Dogs generally have dramatic clinical and biochemical improvement following shunt correction. They are usually clinically improved within 24 to 48 hours. Follow-up function studies significantly improve, but rarely return to normal postoperatively. Occasional animals will have persistently abnormal, but improved, ammonia tolerance tests or slightly elevated bile acid values but remain clinically asymptomatic and require no special therapy. A number of post-operative portal angiograms have been reported and all show improved portal circulation of the liver, but the perfusion pattern is aberrant. The overall prognosis for dogs with single extrahepatic shunts appears to be excellent if they survive the surgery and immediate post-operative period. For intrahepatic shunts, the outlook is more guarded, but numerous successful surgeries have been performed by surgeons knowledgeable in the intricacies of this procedure. If urinary calculi cannot be removed during the surgery to correct the shunt, they may be either removed at a later date or managed medically. Spontaneous dissolution of renal calculi (presumed to be ammonium urate) following shunt correction alone may be observed. Calculi present in the bladder may also be successfully dissolved using a combination of a reduced purine diet (Prescription diet-u/d) combined with allopurinol, 10 mg/kg every 8 hours, and sufficient sodium bicarbonate to alkalinize the urine. Calculi may disappear in 4 to 12 weeks on this therapy. Recurrences of calculi should not be a problem once the shunt is corrected, as metabolic abnormalities causing increased urinary ammonia and uric acid excretion should cease.

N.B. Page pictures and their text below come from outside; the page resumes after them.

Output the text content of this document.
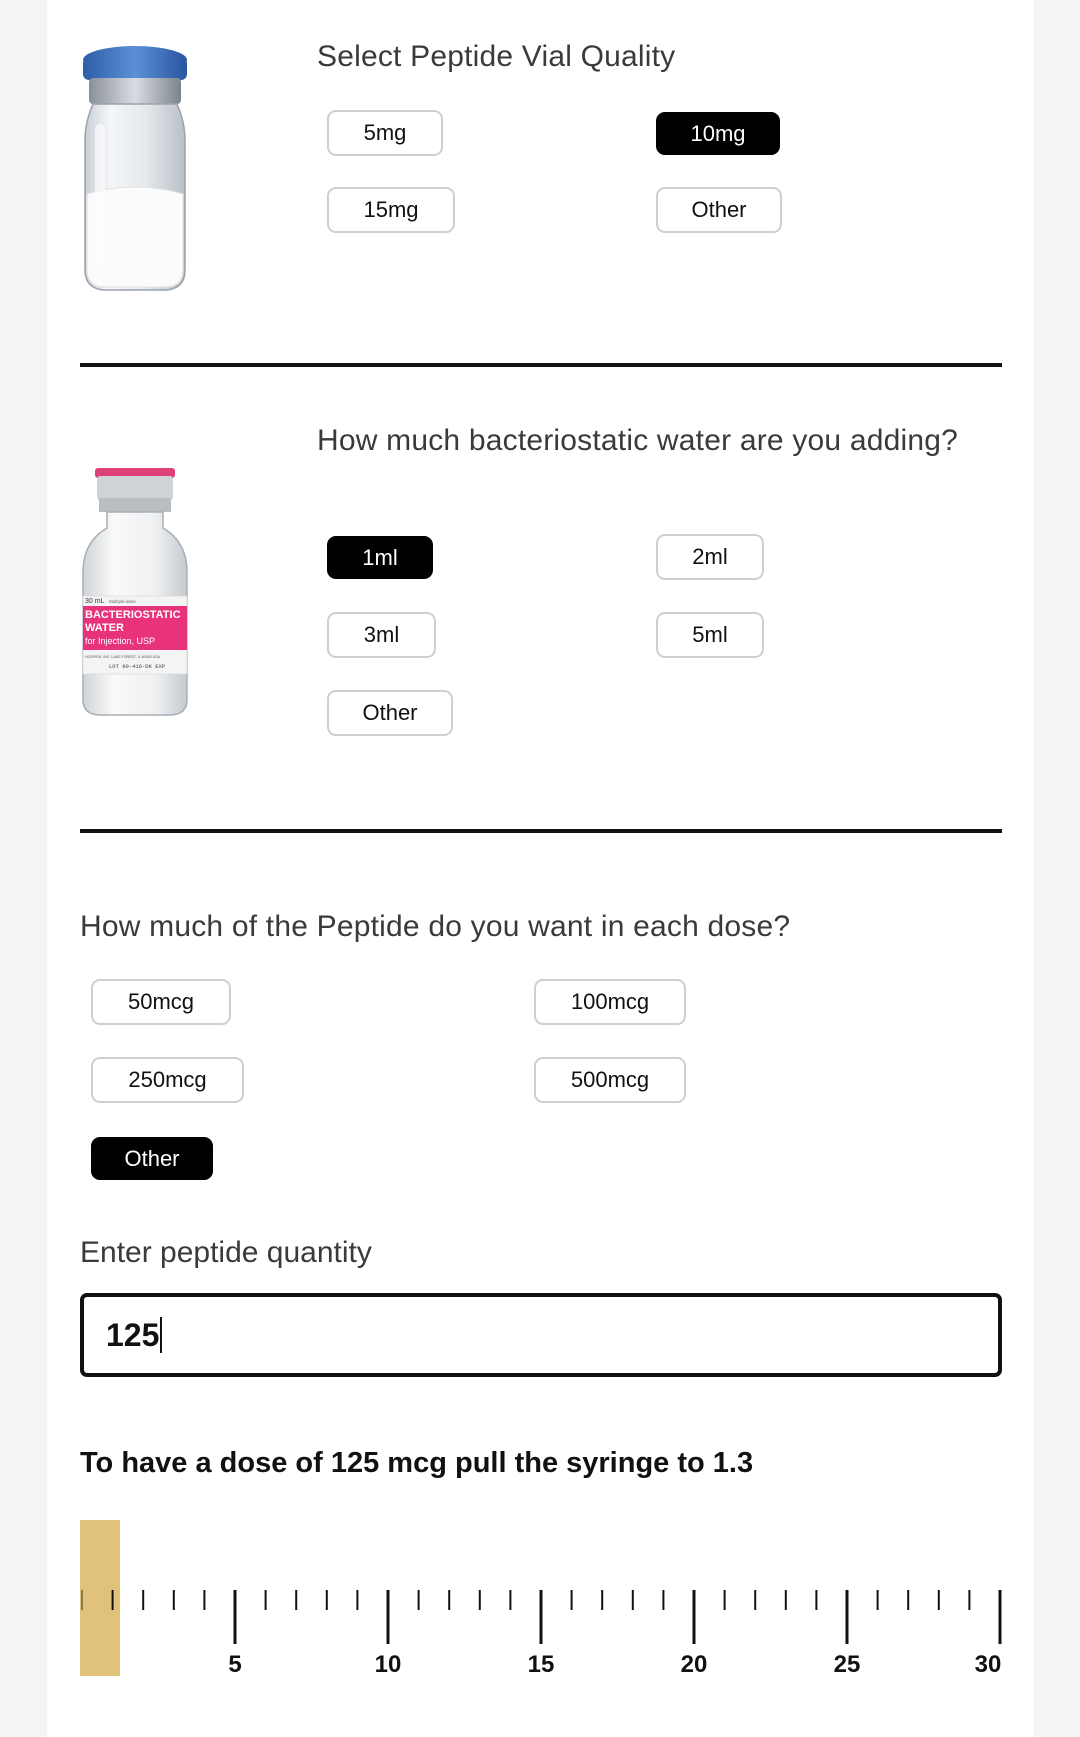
Select Peptide Vial Quality
5mg	10mg
15mg	Other
30 mL Multiple-dose
BACTERIOSTATIC
WATER
for Injection, USP
HOSPIRA, INC. LAKE FOREST, IL 60045 USA
LOT 90-416-DK EXP
How much bacteriostatic water are you adding?
1ml	2ml
3ml	5ml
Other
How much of the Peptide do you want in each dose?
50mcg	100mcg
250mcg	500mcg
Other
Enter peptide quantity
125
To have a dose of 125 mcg pull the syringe to 1.3
5	10	15	20	25	30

Immediate postoperative therapy should include fluid therapy, temperature and blood pressure monitoring, packed cell volume, total protein and glucose testing. All dogs undergoing surgical ligation should continue to receive medical therapy as discussed above for 2 to 4 weeks postoperatively.  Liver regeneration occurs rapidly and returns to normal to near normal hepatic function can be observed by 8 weeks post-operatively.

In conclusion, the portosystemic shunt is a common disease process encountered in dogs and cats. While the origin of the disease is obscure the disease is considered to be congenital; however, breed predisposition does exist, indicating a hereditary origin. Symptoms vary but all result in central nervous system disorders called hepatic encephalopathy. Puppies and kittens that fail to maintain the same growth rate as their siblings are suspect. Specific urinary crystals develop due to increased concentrations of ammonium. The degree or percentage of vessel shunting may explain why some animals are without symptoms until later in life. Small liver size coupled with bizarre neurological signs in young dogs and cats is highly suggestive of the disease. Medical or surgical treatment is available; however, without corrective surgery, an animal will eventually succumb to the progressive disease process. Prompt and effective surgical intervention utilizing an ameroid constrictor and medical management results in effective and long lasting alleviation of the clinical signs induced by this congenital anomaly.